Pages

Sunday 9 June 2013

Success with a difficult lapwing.

Pied lapwing was always going to be a bit of a long shot as far as Wader Quest was concerned. We were just about going to be on the edge of their range, where they are rare, only once. From where we are staying in Minas Gerais visiting family we took to the road this morning and drove for 5 hours in the direction of Brasilia, the country's capital city. We were heading for a place called Pirapora where we had seen this species once before, but many years ago when we had visited the site to look for the endemic Minas Gerais Tyrannulet and Bahia Nighthawk.

Pied Lapwing
As you can see, we were lucky that the birds were still at the same spot all these years later, if a little distant, and it is thanks to Jeremy Minns' site notes that we ever came here in the first place, so this one is down to him! Mind you we were nearly thwarted at the last hurdle. There was a locked gate across the road where previously there had not been one.

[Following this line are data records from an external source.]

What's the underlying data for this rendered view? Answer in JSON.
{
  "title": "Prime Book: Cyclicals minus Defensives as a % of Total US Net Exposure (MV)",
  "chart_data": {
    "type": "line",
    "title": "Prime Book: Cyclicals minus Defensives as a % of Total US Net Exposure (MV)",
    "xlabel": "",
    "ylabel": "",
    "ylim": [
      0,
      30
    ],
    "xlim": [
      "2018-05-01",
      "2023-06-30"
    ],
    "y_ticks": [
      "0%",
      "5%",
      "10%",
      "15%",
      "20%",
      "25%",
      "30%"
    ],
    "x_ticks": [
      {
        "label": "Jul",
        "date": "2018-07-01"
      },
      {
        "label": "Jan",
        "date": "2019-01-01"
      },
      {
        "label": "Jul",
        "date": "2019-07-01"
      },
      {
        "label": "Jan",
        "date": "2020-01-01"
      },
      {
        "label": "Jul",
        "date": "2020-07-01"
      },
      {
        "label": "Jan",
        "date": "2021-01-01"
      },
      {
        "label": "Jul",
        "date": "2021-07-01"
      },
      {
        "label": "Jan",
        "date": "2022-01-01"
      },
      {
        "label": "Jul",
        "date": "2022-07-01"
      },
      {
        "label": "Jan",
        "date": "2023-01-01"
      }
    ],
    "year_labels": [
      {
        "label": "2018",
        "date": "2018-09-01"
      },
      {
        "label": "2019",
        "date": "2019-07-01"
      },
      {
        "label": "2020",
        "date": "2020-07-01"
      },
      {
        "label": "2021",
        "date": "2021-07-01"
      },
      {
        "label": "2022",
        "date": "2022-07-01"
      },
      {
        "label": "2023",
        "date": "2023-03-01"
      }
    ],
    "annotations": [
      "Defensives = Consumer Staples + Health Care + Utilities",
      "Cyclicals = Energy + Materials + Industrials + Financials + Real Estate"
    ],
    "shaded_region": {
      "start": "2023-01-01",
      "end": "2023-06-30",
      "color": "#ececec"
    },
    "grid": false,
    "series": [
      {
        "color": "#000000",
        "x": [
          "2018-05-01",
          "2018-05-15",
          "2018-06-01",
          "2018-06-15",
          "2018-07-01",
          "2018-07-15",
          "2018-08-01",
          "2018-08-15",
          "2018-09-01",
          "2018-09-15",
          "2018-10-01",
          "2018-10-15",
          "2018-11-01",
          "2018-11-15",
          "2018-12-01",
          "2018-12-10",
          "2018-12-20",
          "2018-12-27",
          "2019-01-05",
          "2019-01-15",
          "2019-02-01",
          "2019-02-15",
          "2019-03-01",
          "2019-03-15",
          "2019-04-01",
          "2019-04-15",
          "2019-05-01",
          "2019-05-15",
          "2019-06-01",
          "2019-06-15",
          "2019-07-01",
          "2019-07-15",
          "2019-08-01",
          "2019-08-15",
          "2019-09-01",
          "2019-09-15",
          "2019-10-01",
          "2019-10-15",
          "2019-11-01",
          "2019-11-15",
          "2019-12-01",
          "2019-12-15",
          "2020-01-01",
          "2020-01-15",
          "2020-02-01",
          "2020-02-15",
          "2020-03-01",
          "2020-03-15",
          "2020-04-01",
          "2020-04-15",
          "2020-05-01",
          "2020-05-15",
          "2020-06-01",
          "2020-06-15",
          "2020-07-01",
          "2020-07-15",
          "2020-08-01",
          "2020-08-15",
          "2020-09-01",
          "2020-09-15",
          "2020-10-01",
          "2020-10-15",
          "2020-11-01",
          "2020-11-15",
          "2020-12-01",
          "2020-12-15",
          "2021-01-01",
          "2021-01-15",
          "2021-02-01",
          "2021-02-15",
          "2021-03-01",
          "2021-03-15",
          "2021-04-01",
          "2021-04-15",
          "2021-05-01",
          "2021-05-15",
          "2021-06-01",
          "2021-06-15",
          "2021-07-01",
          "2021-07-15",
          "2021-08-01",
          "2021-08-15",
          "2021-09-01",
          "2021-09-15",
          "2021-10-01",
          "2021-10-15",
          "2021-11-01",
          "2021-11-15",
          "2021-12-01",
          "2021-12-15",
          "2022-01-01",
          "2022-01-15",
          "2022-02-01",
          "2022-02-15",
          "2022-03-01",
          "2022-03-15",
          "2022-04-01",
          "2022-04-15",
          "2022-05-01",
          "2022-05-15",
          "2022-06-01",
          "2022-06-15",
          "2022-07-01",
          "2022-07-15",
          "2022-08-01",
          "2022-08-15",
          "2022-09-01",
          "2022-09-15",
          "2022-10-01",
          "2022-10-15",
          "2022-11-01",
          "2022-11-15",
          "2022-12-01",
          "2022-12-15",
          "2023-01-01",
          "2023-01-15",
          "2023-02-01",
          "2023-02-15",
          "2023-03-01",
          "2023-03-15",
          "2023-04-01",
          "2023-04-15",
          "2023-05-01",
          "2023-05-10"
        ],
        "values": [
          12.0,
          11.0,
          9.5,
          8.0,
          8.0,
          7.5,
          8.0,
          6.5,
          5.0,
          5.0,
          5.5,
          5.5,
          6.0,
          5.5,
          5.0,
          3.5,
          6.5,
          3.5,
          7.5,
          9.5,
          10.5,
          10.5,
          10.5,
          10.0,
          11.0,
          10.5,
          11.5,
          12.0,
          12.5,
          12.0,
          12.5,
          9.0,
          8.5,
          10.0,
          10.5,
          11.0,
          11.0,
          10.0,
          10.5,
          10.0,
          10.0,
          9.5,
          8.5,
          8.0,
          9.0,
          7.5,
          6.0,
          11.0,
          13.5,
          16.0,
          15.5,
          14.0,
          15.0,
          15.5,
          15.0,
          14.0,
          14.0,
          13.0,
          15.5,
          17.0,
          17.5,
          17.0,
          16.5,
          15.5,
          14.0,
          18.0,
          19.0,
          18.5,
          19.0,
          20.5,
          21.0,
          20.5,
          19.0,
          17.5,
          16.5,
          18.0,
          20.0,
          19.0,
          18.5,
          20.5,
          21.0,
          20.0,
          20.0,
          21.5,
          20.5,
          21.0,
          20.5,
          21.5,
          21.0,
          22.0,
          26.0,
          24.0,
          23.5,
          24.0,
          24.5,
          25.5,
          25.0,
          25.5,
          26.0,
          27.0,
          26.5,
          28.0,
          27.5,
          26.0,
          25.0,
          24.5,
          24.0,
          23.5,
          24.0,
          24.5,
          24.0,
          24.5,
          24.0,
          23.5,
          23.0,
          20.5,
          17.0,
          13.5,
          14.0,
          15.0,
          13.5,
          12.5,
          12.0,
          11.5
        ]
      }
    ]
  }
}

Some judicious buttering-up of the gate-keeper and we were in.

Pied Lapwing
The first bird we saw gave us a start, a white blob on the water's edge. This turned out to be a juvenile White-backed Stilt, which was a Wader Quest tick too. I shouldn't have been disappointed, but somehow I was.


Juvenile White-backed Stilt

That is until as I was watching the bird another even smaller blob moved slightly to its left. Bingo! It was our bird! Two Wader Quest ticks in the same binful, brilliant!!

Pied Lapwing and juvenile White-backed Stilt
The other two species of wader we saw were the inevitable Southern Lapwings and Wattled Jacanas.